SRM 85 had 660 entrants. In the end, there were enough coders to create some 43 rooms in Division 2. As a landmark, it was the first match to allow submission in C#.
The first 2 problems on the division 2 problem slate were straightforward: if you could do the problem, there was a very high likelihood that it was correct. My room had only 2 challenges, some others had none. The top 2 rooms of the division each had only 1 solution fail. The third problem was trickier, but the problem complexity seems to have stopped submission of weak solutions.
Level One - 250:
This problem involved doing a parity check on the bits of an array of ints. The return value was a String with the character '0' representing
odd parity and '1' representing even parity. Bear in mind that failures were quite rare.
Issues:
1. Failure to extract a bit!
2. Adding the wrong character! (Mea culpa)

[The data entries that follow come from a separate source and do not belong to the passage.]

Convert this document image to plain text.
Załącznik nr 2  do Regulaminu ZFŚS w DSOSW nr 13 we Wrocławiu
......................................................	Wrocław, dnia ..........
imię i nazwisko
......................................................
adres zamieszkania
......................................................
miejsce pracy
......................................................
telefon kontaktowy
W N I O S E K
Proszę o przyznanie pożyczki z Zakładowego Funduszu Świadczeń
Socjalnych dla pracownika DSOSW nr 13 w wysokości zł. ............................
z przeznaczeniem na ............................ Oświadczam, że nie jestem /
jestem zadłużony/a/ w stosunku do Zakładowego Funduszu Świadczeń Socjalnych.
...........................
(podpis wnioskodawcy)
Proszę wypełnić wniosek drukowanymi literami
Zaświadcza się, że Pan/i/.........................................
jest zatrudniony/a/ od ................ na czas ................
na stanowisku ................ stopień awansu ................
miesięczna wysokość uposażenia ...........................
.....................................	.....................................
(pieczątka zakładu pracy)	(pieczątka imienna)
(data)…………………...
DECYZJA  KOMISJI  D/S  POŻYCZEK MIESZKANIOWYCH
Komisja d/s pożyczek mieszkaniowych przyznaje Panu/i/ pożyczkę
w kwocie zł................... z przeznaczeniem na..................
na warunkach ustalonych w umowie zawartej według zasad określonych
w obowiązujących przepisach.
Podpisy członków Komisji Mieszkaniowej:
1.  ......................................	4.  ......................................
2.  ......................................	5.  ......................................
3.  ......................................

3. Returning the string in reverse order...
Level Two - 500:
This problem was based on error correction, where each character of message was sent 3 times to increase reliability. The problem was to then extract
the original message. A '*' represented a garbled input character. The rules within a block of 3 characters were (a, b and c each represent
one of block[i], block[i+!] and block[i+2] at random:
1. a == b == c: return a;
2. a == b && a == '*': return c;
3. a == b && a != '*': return a;
4. a != b && a != c && b != c: return '*';
The solution was simple: search each block of 3 in each position. A variant on this was to keep a "starcount" of the number of '*' characters, to help in identifying cases. A third variant counted the number of pairs of equal characters.
It was noticeable that the solutions which failed were distinctly "uglier" than average. The counting methods were fairly unreliable.
Issues:
1. Not checking all combinations of rules 2 & 3 correctly. This tended to arise from long conditionals.
2. In problems which kept a "starcount", failure to deal with the case where only one star is found.
3. Correct checks, but in the wrong order...
Level Two - 100:
The 1000 problem doubled as the 450 in division 1. The problem was to score a multiplayer, roshambo-like game with a bunch of random rules.
Valid choices were 0-5, with i+1%6 beating i+2%6. Among these were bonuses for choosing the lowest entry. Another rule said that the cumulative score
for each player at the end of each round reset to 0 if it was negative.
It's hard to analyse where a lot of these problems went wrong, because of the complexity of the rules. Probably, only getting out a debugger.
Issues:
Many of the issues involved either failing to deal with the negative reset, or resetting the round score rather than the cumulative score.
Member Comments
In the article on Div2 there is a case in the Rules for level two that fails. '*aa" would drop out of the ifs. I can't figure out if these 4 rules are meant to be complete, but at the least it is confusing, and probably not the most readable way of doing the problem.
The two variants I would choose would be
1. a == '*' && b == '*'; return c;
2. a == '*' && c == '*'; return b;
3. b == '*' && c == '*'; return a;
4. a == b; return a;
5. a == c; return a;
6. b == c; return b;
return '*';
this separates the two aspects of the problem hence increasing readability or
1. a != '*' && (a==b || a==c || (b == '*' && c == '*')); return a;
2. b != '*' && (b==c || (a == '*' && c == '*')); return b;
3. b == '*' && a == '*'; return c;
4. return '*';
this gives a fall through on what will produce each result. As a more instructive way of solving the problem I would make:
3. c != '*' && (b == '*' && a == '*'); return c;
as this shows a trend of the equalities decreasing, and improves coder's ability to see patterns and analyse problems.
Other than that an excellent article that should be continued.
He also forgot to mention the approach to sort each triple first (I've also put this into practice room 109):
string handle ( string t ) {
string r;
for( int i=0; i<t.size(); i+=3 ){
sort( &t[i], &t[i]+3 );
if( t[i+1]=='*' ) r += t[i+2];
else if( t[i+1]==t[i] || t[i+1]==t[i+2] ) r += t[i+1];
else r += '*';
}
return r;
}
Problem Set Analysis & Opinion
Div. 2 - Easy: Evil
Would be nice to also mention these two variants to count the number of bits:
int bitCount ( int n ) {
return (n>0) ? 1+bitCount( n&(n-1) ) : 0;
}
int bitCount ( int n ) {
return (n>0) ? (n&1) + bitCount( n/2 ) : 0;
}
I got the first variant from the book "The C Programming Language" by Brian Kernighan and Dennis Ritchie.
Stefan